In the two years since the end of Knox's first trial, several books have offered outraged assertions of her guilt or innocence. Movies have gone into production. Headlines have done battle across the front pages of newspapers in Italy and abroad. Trial evidence tends to be dry, technical and, in the hands of a skilled lawyer, ambiguous. The facts, such as they were, paled next to the lurid impression left by a made-for-TV movie depicting Knox thrusting the knife into her roommate. Nor does it match up well against a book, like the one published by Rocco Girlanda, an Italian parliamentarian, who recounts his visits to Knox in prison and the friendly conversations he enjoyed with her. "I expected a girl that was all sex, drugs and rock 'n' roll," Girlanda told TIME. "Instead, I found a girl that was calm, mature, polite and very open to culture. From what I saw, I think it's impossible that this type of person, with such humanity, can have done what she's accused of."
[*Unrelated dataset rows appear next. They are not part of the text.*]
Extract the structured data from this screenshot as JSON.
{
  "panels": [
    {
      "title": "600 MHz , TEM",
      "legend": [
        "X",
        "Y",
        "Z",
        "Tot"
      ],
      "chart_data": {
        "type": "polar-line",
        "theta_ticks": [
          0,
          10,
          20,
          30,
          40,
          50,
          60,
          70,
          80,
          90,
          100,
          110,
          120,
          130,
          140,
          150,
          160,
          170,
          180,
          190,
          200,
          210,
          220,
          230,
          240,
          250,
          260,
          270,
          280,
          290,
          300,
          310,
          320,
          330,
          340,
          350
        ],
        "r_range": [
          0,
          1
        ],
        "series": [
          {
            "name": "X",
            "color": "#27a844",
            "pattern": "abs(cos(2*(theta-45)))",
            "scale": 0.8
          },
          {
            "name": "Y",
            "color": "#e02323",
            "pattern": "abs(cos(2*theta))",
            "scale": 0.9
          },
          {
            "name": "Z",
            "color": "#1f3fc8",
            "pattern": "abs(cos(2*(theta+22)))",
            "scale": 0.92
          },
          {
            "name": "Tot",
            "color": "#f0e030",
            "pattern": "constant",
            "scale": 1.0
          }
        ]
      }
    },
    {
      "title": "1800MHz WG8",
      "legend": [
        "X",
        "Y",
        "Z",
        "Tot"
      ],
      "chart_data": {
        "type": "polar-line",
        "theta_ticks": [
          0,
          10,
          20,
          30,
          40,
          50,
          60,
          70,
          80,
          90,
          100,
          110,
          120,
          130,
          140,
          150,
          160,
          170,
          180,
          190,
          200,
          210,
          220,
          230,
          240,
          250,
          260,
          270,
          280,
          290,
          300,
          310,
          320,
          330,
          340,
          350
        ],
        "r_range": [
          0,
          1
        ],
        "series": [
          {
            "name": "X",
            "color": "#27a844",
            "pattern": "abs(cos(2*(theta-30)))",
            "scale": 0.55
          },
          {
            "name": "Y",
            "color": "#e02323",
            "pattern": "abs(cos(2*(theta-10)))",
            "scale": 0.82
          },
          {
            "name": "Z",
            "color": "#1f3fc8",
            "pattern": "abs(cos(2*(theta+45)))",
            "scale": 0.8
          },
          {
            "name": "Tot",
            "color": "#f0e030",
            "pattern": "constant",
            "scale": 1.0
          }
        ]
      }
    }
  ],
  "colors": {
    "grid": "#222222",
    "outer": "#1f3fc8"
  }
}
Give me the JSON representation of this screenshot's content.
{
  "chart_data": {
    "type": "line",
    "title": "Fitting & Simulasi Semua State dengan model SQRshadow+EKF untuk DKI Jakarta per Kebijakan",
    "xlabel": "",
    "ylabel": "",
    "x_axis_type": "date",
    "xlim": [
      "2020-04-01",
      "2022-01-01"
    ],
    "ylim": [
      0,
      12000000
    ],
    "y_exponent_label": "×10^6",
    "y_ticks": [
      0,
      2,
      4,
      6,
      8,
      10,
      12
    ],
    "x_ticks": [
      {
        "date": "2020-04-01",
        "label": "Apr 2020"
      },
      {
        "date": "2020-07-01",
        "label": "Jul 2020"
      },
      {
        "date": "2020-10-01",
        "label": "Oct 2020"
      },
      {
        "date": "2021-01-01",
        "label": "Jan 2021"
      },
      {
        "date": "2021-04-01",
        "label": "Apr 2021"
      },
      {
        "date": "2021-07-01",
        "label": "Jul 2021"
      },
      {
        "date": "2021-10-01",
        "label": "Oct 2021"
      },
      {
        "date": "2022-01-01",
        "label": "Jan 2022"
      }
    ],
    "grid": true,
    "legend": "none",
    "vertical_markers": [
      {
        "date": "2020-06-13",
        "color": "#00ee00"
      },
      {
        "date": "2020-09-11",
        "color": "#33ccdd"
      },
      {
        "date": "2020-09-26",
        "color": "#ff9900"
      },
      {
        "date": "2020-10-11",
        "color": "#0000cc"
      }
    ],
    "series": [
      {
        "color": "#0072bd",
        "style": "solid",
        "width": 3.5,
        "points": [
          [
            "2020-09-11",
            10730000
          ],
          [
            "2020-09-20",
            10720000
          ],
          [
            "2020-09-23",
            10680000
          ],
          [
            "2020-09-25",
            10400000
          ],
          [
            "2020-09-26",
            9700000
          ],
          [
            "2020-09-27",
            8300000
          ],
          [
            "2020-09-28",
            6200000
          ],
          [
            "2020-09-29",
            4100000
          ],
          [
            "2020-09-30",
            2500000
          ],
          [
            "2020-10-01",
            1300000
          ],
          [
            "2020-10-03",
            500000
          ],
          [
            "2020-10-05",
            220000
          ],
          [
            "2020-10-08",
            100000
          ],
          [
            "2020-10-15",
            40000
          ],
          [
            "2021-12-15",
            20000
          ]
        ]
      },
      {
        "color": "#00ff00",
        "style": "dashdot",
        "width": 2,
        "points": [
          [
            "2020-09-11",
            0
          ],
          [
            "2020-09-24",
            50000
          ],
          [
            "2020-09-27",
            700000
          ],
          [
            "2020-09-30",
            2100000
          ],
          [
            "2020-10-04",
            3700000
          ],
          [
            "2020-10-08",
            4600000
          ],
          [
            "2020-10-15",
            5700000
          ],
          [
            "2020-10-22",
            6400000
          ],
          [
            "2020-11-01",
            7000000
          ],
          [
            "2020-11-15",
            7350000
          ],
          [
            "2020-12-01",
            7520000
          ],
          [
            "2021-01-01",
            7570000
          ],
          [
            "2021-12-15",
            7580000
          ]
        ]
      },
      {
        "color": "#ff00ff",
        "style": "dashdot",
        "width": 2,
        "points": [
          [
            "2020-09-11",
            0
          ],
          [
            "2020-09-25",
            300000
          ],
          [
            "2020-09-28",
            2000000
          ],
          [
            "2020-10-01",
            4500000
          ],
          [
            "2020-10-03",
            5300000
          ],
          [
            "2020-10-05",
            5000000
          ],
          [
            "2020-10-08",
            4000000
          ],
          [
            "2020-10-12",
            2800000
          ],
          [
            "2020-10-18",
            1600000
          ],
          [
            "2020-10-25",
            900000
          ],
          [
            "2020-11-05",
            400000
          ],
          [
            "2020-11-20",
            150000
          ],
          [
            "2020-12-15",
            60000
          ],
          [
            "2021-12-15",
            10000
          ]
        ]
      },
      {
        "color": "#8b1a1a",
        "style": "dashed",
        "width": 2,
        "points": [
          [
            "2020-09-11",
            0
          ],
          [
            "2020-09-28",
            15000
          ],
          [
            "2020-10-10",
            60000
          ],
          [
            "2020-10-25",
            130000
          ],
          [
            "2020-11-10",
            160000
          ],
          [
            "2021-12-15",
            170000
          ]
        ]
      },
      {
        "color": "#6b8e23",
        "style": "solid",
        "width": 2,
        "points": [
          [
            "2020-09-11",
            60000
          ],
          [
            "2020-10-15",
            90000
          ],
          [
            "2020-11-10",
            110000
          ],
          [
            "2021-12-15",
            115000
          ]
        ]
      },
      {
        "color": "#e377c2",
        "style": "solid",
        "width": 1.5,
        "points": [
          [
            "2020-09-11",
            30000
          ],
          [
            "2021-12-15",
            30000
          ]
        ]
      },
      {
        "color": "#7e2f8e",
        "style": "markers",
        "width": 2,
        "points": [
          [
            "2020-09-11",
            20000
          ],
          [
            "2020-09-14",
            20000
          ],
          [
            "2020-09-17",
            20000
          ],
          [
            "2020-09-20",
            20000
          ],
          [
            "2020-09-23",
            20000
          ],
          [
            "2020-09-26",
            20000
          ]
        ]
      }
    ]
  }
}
Knox, of course, is neither saint nor sinner. Or perhaps more precisely, she's a mix of both. But most of all, she's a 24-year-old woman accused of murder, waiting to hear the judgment against her, while outside the courthouse, her family members are mobbed by journalists begging for quotes to spin into stories. As the two defendants wait to find out how they will spend the better part of the rest of their lives, it's worth remembering that the television cameras pointed at them and the notebooks open on the reporters' knees may have done more to shape the truth than they did to report it.